Junto a la cruz de Jesús estaban su madre, la hermana de su madre, María, la de Cleofás, y María, la Magdalena. Jesús, al ver a su madre y junto a ella al discípulo al que amaba, dijo a su madre: «Mujer, ahí tienes a tu hijo».
Luego, dijo al discípulo: «Ahí tienes a tu madre».
Y desde aquella hora, el discípulo la recibió como algo propio.
Después de esto, sabiendo Jesús que ya todo estaba cumplido, para que se cumpliera la Escritura, dijo: «Tengo sed».
Había allí un jarro lleno de vinagre. Y, sujetando una esponja empapada en vinagre a una caña de hisopo, se la acercaron a la boca.
Jesús, cuando tomó el vinagre, dijo: «Está cumplido». E, inclinando la cabeza, entregó el espíritu.
Los judíos entonces, como era el día de la Preparación, para que no se quedaran los cuerpos en la cruz el sábado, porque aquel sábado era un día grande, pidieron a Pilato que les quebraran las piernas y que los quitaran. Fueron los soldados, le quebraron las piernas al primero y luego al otro que habían crucificado con él; pero al llegar a Jesús, viendo que ya había muerto, no le quebraron las piernas, sino que uno de los soldados, con la lanza, le traspasó el costado, y al punto salió sangre y agua (San Juan 19, 25-34).
COMENTARIO
El Papa Francisco instituyó, el lunes siguiente a Pentecostés, la memoria de la “Bienaventurada Virgen María, Madre de la Iglesia”, en el calendario litúrgico. Sin duda, la imagen de la madre de Jesús en oración en medio de los discípulos, según narran los Hechos de los Apóstoles, evoca la maternidad universal que el Crucificado encomendó a su madre.
Sorprende el modo en que Jesús se dirige a su madre, según el Cuarto Evangelio, llamándola “mujer”. El contexto bíblico, en ese nombre, revela la identidad de María como la nueva Eva, esposa y madre, icono de la Iglesia y de la nueva humanidad redimida.

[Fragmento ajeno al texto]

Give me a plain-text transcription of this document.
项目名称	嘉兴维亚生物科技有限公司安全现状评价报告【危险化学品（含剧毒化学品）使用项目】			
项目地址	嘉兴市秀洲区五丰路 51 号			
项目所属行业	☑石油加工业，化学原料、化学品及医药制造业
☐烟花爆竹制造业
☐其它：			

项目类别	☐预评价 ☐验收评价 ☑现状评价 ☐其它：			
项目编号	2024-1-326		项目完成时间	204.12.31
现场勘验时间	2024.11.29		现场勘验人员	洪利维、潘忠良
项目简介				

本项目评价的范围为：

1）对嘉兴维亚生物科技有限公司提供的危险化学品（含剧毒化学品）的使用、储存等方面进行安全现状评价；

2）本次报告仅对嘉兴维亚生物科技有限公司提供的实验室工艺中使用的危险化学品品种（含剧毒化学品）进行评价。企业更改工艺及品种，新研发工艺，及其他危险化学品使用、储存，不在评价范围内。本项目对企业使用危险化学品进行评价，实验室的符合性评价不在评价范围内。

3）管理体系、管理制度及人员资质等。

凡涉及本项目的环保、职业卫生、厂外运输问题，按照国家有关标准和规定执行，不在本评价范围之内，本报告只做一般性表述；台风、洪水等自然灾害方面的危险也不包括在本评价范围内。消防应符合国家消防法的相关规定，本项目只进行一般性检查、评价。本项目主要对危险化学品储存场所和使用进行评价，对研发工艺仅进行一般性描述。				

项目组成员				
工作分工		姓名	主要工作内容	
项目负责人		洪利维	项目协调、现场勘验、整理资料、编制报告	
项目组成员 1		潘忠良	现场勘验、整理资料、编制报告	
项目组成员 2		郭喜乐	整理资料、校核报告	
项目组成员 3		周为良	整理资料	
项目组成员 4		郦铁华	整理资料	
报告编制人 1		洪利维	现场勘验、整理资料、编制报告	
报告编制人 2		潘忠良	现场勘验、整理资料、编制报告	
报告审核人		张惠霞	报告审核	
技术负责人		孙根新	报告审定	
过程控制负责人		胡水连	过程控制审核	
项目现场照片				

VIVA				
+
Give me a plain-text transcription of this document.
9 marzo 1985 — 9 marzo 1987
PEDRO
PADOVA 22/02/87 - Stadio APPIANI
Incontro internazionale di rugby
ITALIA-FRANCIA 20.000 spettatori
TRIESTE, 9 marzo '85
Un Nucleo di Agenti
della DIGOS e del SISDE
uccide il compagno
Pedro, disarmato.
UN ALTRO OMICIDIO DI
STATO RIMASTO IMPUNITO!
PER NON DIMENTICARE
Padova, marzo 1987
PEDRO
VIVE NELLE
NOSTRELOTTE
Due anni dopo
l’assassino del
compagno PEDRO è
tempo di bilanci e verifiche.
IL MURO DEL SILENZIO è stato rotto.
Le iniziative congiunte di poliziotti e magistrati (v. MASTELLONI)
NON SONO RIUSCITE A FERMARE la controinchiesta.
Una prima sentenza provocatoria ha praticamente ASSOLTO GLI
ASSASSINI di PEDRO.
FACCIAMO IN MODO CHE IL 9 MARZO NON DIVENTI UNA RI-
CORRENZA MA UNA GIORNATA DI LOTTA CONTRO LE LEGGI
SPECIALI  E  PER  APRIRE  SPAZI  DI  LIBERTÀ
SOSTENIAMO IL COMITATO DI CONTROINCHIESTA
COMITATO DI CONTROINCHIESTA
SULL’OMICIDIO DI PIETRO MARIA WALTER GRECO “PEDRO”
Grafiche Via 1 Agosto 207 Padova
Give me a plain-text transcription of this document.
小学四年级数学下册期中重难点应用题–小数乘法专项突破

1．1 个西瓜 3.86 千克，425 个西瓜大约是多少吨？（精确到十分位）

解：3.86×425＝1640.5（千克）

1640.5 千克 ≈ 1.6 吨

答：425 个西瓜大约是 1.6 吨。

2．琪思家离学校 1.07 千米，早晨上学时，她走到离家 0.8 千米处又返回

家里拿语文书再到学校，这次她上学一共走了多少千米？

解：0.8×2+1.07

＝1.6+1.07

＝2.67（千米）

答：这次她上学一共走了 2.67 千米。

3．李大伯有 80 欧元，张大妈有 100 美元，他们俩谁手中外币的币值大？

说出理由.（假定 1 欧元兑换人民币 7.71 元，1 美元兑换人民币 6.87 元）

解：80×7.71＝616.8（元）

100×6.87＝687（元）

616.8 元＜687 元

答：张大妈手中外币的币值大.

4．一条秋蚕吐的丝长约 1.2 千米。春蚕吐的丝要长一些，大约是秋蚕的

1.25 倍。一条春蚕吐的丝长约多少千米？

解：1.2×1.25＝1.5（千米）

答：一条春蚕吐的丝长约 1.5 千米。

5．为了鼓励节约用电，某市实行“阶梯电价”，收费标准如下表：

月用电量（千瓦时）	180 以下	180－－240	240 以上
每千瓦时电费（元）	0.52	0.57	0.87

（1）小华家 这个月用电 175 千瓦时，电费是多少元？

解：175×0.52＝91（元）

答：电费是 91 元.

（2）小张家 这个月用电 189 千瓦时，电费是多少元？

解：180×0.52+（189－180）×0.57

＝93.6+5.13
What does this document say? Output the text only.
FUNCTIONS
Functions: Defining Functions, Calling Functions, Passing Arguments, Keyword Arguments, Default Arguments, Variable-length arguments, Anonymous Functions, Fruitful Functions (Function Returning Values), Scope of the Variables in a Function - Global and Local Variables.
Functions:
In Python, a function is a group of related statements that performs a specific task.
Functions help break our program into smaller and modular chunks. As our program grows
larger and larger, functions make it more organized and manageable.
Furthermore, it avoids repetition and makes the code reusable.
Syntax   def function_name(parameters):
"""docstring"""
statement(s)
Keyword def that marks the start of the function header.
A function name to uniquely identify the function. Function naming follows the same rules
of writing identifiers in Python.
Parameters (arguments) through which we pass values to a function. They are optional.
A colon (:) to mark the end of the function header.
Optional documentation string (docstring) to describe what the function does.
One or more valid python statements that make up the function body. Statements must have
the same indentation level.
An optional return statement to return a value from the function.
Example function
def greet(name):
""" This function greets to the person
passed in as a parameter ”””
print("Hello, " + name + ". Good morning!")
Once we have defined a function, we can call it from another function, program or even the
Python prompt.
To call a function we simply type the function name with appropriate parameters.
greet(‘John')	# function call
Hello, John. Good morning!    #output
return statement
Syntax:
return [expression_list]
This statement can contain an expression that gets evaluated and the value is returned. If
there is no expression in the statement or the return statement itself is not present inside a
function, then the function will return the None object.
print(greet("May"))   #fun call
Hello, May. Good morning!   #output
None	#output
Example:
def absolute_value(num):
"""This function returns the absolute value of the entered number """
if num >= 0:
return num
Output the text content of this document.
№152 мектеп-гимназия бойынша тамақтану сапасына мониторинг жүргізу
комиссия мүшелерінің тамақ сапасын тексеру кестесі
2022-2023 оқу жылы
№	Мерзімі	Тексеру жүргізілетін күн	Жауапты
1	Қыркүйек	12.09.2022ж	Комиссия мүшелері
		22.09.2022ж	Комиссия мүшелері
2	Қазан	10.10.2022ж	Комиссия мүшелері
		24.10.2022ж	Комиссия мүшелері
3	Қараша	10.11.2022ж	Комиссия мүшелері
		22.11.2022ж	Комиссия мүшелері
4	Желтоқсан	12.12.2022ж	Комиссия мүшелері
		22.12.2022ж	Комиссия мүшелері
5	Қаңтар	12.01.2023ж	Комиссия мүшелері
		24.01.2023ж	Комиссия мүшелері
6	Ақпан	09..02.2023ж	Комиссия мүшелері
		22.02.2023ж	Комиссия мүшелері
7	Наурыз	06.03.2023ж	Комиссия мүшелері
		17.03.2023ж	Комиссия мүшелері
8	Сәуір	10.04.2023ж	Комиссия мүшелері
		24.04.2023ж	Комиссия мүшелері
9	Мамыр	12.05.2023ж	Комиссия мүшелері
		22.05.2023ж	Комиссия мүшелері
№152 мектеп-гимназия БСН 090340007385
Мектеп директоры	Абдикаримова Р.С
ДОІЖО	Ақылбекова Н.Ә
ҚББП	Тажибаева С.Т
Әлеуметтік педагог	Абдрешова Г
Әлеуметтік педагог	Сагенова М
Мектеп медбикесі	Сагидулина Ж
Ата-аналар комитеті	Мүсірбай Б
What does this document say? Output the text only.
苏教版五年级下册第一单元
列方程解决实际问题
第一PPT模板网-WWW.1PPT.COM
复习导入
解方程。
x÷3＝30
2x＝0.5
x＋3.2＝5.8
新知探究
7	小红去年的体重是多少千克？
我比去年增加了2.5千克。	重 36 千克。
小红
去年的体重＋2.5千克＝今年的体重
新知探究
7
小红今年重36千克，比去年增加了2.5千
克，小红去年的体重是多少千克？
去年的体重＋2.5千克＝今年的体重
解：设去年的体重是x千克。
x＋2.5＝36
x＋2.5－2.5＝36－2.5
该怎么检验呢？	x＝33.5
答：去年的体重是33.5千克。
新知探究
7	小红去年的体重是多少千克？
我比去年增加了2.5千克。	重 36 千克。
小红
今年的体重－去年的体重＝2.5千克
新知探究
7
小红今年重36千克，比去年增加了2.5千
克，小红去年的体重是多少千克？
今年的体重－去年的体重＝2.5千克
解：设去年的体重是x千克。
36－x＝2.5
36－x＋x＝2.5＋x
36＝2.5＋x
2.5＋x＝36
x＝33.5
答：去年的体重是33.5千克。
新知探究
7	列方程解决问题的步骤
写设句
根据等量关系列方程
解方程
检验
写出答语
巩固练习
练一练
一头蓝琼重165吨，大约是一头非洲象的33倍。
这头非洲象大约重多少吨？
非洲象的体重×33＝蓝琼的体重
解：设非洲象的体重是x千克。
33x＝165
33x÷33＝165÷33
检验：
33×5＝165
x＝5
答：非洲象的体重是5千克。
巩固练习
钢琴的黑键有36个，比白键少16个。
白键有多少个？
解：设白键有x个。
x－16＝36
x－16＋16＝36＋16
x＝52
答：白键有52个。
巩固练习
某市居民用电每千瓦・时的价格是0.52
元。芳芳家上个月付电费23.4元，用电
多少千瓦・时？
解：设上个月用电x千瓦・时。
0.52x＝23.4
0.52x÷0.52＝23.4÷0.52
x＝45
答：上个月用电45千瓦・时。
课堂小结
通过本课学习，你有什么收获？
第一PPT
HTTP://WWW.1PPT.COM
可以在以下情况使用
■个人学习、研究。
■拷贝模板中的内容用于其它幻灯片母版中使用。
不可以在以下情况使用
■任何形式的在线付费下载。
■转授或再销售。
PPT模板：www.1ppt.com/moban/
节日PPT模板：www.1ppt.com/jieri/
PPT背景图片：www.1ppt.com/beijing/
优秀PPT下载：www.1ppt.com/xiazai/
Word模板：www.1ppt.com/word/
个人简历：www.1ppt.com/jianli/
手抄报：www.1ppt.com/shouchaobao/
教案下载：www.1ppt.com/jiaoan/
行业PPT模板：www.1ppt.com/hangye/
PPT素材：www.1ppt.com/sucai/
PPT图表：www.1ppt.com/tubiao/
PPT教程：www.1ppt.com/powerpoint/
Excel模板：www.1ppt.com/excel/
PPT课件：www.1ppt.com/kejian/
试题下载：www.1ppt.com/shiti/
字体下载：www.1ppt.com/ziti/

La iconografía ha representado de forma piadosa el momento del descenso de la Cruz del Señor, y muchos artistas han plasmado en sus imágenes el beso de María a su Hijo, un beso de madre y esposa, expresión de la relación que la Iglesia desea mantener con su Señor, como respuesta al amor de Dios hacia toda la humanidad.
Propuesta
Es momento de encomendarnos a María, nuestra madre, madre de la Iglesia y madre de todos los hombres.